Derek Chauvin condamné: «L’image est plus importante que le nombre d’années de prison»
L’ancien policier blanc Derek Chauvin a été déclaré mardi 20 avril coupable du meurtre du quadragénaire noir George Floyd. Cet homicide était devenu le symbole des brutalités policières contre les minorités aux États-Unis. Entretien avec Paul Schor, maître de conférences en histoire et civilisation américaines à l’université Paris-Diderot.
RFI : Ce verdict constitue-t-il un tournant ?
Paul Schor : Ce dénouement judiciaire est un évènement. Le verdict est très important car il est très rare qu’un policier responsable de la mort d’une personne noire aux États-Unis soit condamné pour meurtre. Certains agents ont perdu leur emploi, mais une condamnation aussi claire est un événement. Beaucoup espèrent que cela marquera le début d’un changement.
La peine de Derek Chauvin ne sera connue que dans huit semaines. Il encourt entre 12 et 40 ans de prison. Le chiffre a-t-il son importance ?
La peine sera de toute façon lourde, même si elle n’est que de 12 ans de prison. Douze ans, c’est très inhabituel pour un policier dans l’exercice de ses fonctions. De plus, pour la plupart des gens qui ont suivi le procès aux États-Unis, l’image du policier à qui l’on passe les menottes dans le tribunal et qui part directement en prison compte plus que la peine qui sera prononcée dans quelques semaines.

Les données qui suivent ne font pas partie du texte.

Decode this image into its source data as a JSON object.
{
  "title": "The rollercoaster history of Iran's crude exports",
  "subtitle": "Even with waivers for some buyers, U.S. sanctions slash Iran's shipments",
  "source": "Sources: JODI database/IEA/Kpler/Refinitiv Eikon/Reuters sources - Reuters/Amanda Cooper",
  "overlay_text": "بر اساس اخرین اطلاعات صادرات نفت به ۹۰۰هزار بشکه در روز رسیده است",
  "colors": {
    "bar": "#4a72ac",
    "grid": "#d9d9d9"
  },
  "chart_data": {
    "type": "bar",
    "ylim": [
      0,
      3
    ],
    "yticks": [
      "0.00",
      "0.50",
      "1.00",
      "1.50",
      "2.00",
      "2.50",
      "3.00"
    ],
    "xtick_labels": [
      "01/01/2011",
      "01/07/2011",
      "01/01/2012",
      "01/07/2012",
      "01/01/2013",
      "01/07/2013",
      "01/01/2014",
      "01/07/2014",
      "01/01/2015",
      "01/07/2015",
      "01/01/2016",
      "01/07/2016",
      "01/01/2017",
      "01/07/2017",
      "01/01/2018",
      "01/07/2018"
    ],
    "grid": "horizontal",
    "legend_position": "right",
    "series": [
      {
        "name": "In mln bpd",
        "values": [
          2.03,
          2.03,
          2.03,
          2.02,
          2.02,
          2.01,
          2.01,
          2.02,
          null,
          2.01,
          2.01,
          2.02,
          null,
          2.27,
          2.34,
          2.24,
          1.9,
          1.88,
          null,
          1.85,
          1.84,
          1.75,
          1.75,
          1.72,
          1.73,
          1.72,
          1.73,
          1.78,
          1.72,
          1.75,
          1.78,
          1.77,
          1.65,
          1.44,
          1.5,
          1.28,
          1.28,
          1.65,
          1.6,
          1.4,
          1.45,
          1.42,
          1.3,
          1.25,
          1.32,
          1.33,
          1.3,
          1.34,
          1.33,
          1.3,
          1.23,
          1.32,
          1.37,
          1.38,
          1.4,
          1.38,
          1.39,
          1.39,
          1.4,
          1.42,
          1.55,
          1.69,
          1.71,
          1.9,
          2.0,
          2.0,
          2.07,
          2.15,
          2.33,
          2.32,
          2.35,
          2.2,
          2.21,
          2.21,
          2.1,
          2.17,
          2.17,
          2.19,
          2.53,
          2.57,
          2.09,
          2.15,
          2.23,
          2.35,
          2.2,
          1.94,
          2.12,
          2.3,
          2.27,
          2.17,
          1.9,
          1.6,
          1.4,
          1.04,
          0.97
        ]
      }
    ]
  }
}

Le président et la vice-présidente ont téléphoné mardi à la famille de George Floyd. Les attentes politiques sont énormes ?
Joe Biden a gagné la primaire grâce à sa popularité dans l’électorat afro-américain. Ce sont plutôt les autres qu’il faudra convaincre, en particulier une partie des Blancs américains. Il est très intéressant qu’il se soit prononcé aussi clairement, beaucoup plus qu’aucun président avant lui. C’est assez inhabituel.
Le George Floyd Justice in Policing Act a été adopté par la Chambre des représentants sans les voix des républicains. Ce texte est maintenant devant le Sénat. Que propose-t-il et a-t-il une chance d’être voté ?
Le texte propose notamment de généraliser la pratique des caméras portées par les policiers au moment des arrestations. Cela remettrait aussi en cause l’immunité très élevée dont ils bénéficient. Les poursuivre et les condamner serait plus facile. Beaucoup de procès se terminent à ce jour par des acquittements. Le texte créerait aussi un registre national des policiers renvoyés pour mauvais traitements. Aux États-Unis, la police est très décentralisée, des polices municipales aux polices de comtés. Souvent, quand un policier est renvoyé, il est embauché dans un autre service de police.
Le problème auquel est confronté Joe Biden, c’est sa majorité très courte au Sénat. La police est aussi devenue une question politique partisane. Une partie seulement des démocrates sont en faveur d’une réforme, et tous les républicains y sont opposés, contrairement à l’époque de la lutte pour les droits civiques dans les années 60 où une majorité des deux partis étaient d’accord pour voter de grandes réformes. Donc peut-être que cette loi passera au Sénat, ce serait une étape importante. Mais cela ne suffira pas à transformer la culture des services de police aux États-Unis.